Roland was disoriented by the question. All he knew at that moment was that Sarah was on a floor in a cool former auditorium in an abandoned hospital in the West Village. There were at least one hundred other bodies there, assembled in straight rows under
identical blue sheets, like the orderliness of military cemeteries. “The simple truth, John, is that I don't know. I just don't know.”

“Understood, Roland. Your only concern now is with the living.”

This man, Roland thought, has that high-minded style of a colonial general in India in the 1800s. Roland admired that. He said. “I have a suggestion, John. The airport in Boston is now operating. Why don't you fly there and then drive to Connecticut or New Jersey?”

John chuckled, “The gates of Carthage.” That literate British humor.

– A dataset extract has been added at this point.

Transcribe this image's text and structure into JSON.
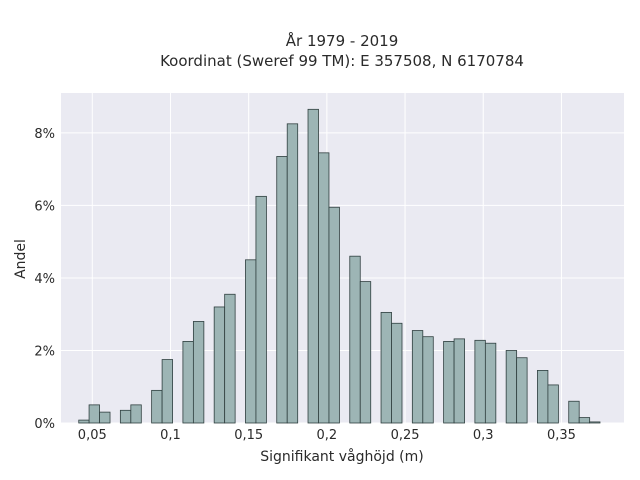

But Roland's complete attention was arrested by that. For the last two days the words
Carthago delenda est
had been fixed in his mind,
Carthage must be destroyed
, like a phrase of music, Cato the Elder's words about the Roman army's destruction of Carthage on the shores of North Africa.
Carthage has been destroyed
evolved in his mind to
New York delenda est
.

Roland said, “I expect the lockdown to be lifted gradually in the next twenty-four hours. As soon as I can, I will have one of my helicopters pick you up and bring you here when you reach Connecticut or Westchester County. We'll go to the morgue together and we can figure out a way to give her to you.” He paused. “To take her home.”

“That would be very consoling, Roland. But wouldn't that lay you open to criticism? Certainly the media will pick it up. Preferential treatment, that type of issue.”

“I'm at a point where that doesn't matter to me. I'm surrounded by death and killing, John.”

“You're a brave man, Roland. Very few people act well under catastrophic circumstances. Wasn't it Hemingway who defined courage as grace under pressure?”

For a moment Roland wanted to tell his lover's father that he was consumed and totally preoccupied by dread, fear, and uncertainty, not courage or grace. He was angry. He was in pain. And he was
worried about his own mortality. He was aware of his vulnerability. Somehow he had survived three deadly explosions, any one of which could have killed him. It could have been that one of them, the first as his birthday party unfolded, was calculated to do just that. He had never in his life had to deal with deadly, anonymous people who had the will and the ability to kill. And Gina Carbone and others had treated him as if he were a target, and he believed he was.